To the editor:
When my wife and I read in the online Bainbridge Review that personal fireworks were banned this year, we were very pleased.
Aside from the stated reason for the ban being the extreme fire hazard, the explosions on previous Fourth of July evenings and the days leading up to it cause panic in one of our two dogs. The male dog shakes and paces for hours keeping us up as he needs to be held almost the entire night.
At the end of the previous week I had gone to the police and asked what to do since fireworks were already being discharged in significant numbers. I was told to call 911 and report it, which I did several times, although it appeared to make no difference.
On the Fourth, I fully expected that vast number of people, including those who feel that celebrating our independence with fireworks made in China, would decide following the legal injunction was important.
I could not have been more incorrect. At about 8, we arrived home from a barbecue at a friend’s house where we had not heard any fireworks.
But when we arrived to our home, which is on a sunny hill with high fire hazard potential, the fireworks were in full swing, and continued until well after midnight. There were thousands of explosions including some that were enormous. Since it was hot and windows were open, the smell of gunpowder filled the house, and it was so smoky outside I could not see whether or not a brush fire had been started.

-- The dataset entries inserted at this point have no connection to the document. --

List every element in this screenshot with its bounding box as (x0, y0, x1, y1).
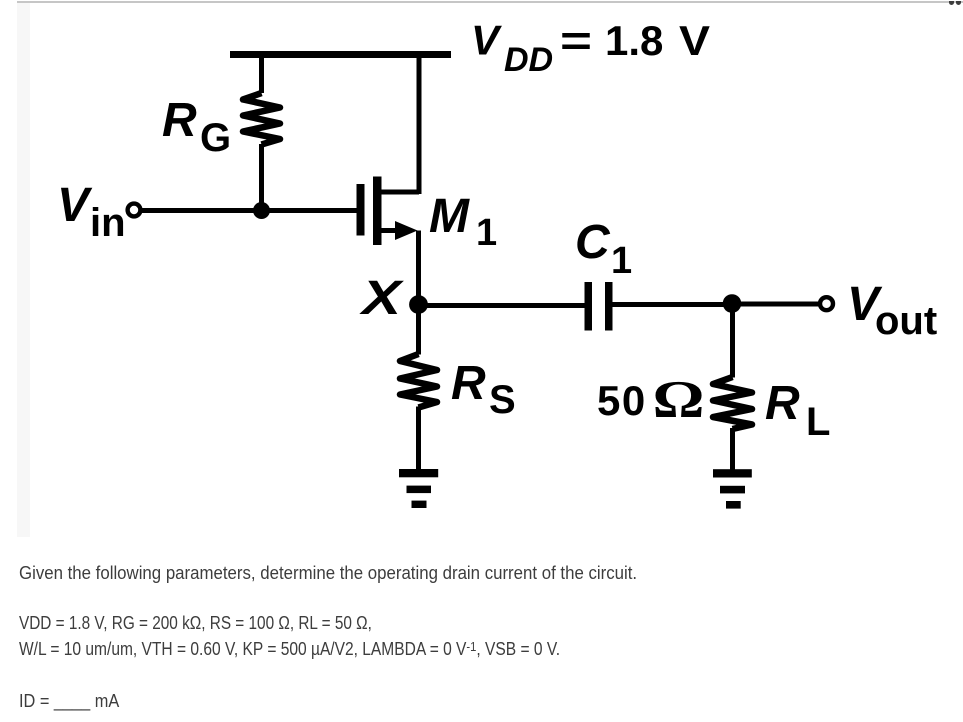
svg-text:DD: DD (504, 41, 553, 79)
ground under RL (713, 469, 752, 508)
wire rail to RG top (259, 57, 264, 93)
svg-text:M: M (429, 190, 470, 243)
label RL (765, 377, 830, 444)
svg-text:V: V (471, 17, 502, 64)
wire Vin to gate (140, 208, 357, 213)
svg-text:C: C (575, 216, 611, 269)
resistor RL zigzag (713, 377, 752, 429)
M1 gate bar (357, 184, 365, 236)
label RS (451, 357, 516, 422)
svg-text:G: G (200, 116, 231, 160)
resistor RS zigzag (400, 354, 437, 408)
capacitor C1 plates (585, 282, 613, 331)
svg-text:in: in (90, 201, 126, 245)
svg-text:=: = (560, 17, 592, 64)
svg-text:V: V (679, 17, 710, 64)
svg-text:X: X (358, 272, 404, 325)
top grey separator line (17, 1, 963, 3)
svg-text:L: L (806, 400, 830, 444)
svg-text:out: out (875, 299, 937, 343)
label Vout (847, 278, 937, 343)
node output junction dot (723, 294, 742, 313)
terminal Vout open circle (820, 297, 833, 310)
label M1 (429, 190, 497, 254)
svg-text:V: V (57, 179, 93, 232)
wire drain up to rail (417, 57, 422, 194)
ground under RS (399, 469, 438, 508)
M1 channel bar (373, 177, 382, 246)
wire node X down to RS (416, 305, 421, 355)
wire node X to C1 (419, 303, 586, 308)
left light grey margin band (17, 3, 30, 537)
svg-text:Ω: Ω (653, 371, 705, 429)
node gate junction dot (253, 202, 270, 219)
wire RG bottom to gate node (259, 144, 264, 211)
svg-text:R: R (451, 357, 486, 410)
svg-text:S: S (489, 378, 516, 422)
label Vin (57, 179, 126, 245)
label 50 ohm (597, 371, 705, 429)
VDD supply rail (230, 51, 451, 58)
wire RL to ground (730, 428, 735, 470)
svg-text:1.8: 1.8 (605, 17, 663, 64)
svg-text:1: 1 (611, 240, 632, 282)
transistor M1 (NMOS) (357, 177, 418, 246)
cropped dots top-right (949, 1, 954, 5)
svg-text:R: R (765, 377, 800, 430)
label VDD = 1.8 V (471, 17, 710, 80)
wire output node to Vout terminal (732, 302, 819, 307)
question text (19, 563, 637, 584)
M1 source arrow (395, 221, 418, 240)
wire drain horizontal (379, 190, 419, 195)
label C1 (575, 216, 632, 282)
terminal Vin open circle (128, 204, 141, 217)
svg-text:R: R (162, 94, 197, 147)
node X junction dot (409, 295, 428, 314)
label RG (162, 94, 231, 160)
wire RS to ground (416, 407, 421, 471)
wire source down to node X (416, 231, 421, 306)
resistor RG zigzag (243, 93, 280, 145)
wire output node down to RL (730, 305, 735, 378)
svg-text:1: 1 (476, 212, 497, 254)
wire C1 to output node (612, 302, 732, 307)
wire source stub (379, 228, 400, 233)
svg-text:50: 50 (597, 377, 647, 424)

Personally I would be for a permanent ban on fireworks in the years ahead, although just keeping the celebration to one night with strict enforcement of the ban non-Independence Day fireworks usage would be fine. But this is what was supposed to be happening now, and it seems an utter failure.
I fully understand that the police are overworked and cannot be everywhere at once, but it is hard to understand people’s inability to police themselves and both follow the law and use good judgment regarding using fireworks when the environment is so obviously dangerous.
My wife has declared this the last year she will celebrate the Fourth at home, which is sad to me. I enjoyed having a barbecue with friends up until 8 p.m. and then it was not only not fun, it was painful and frightening.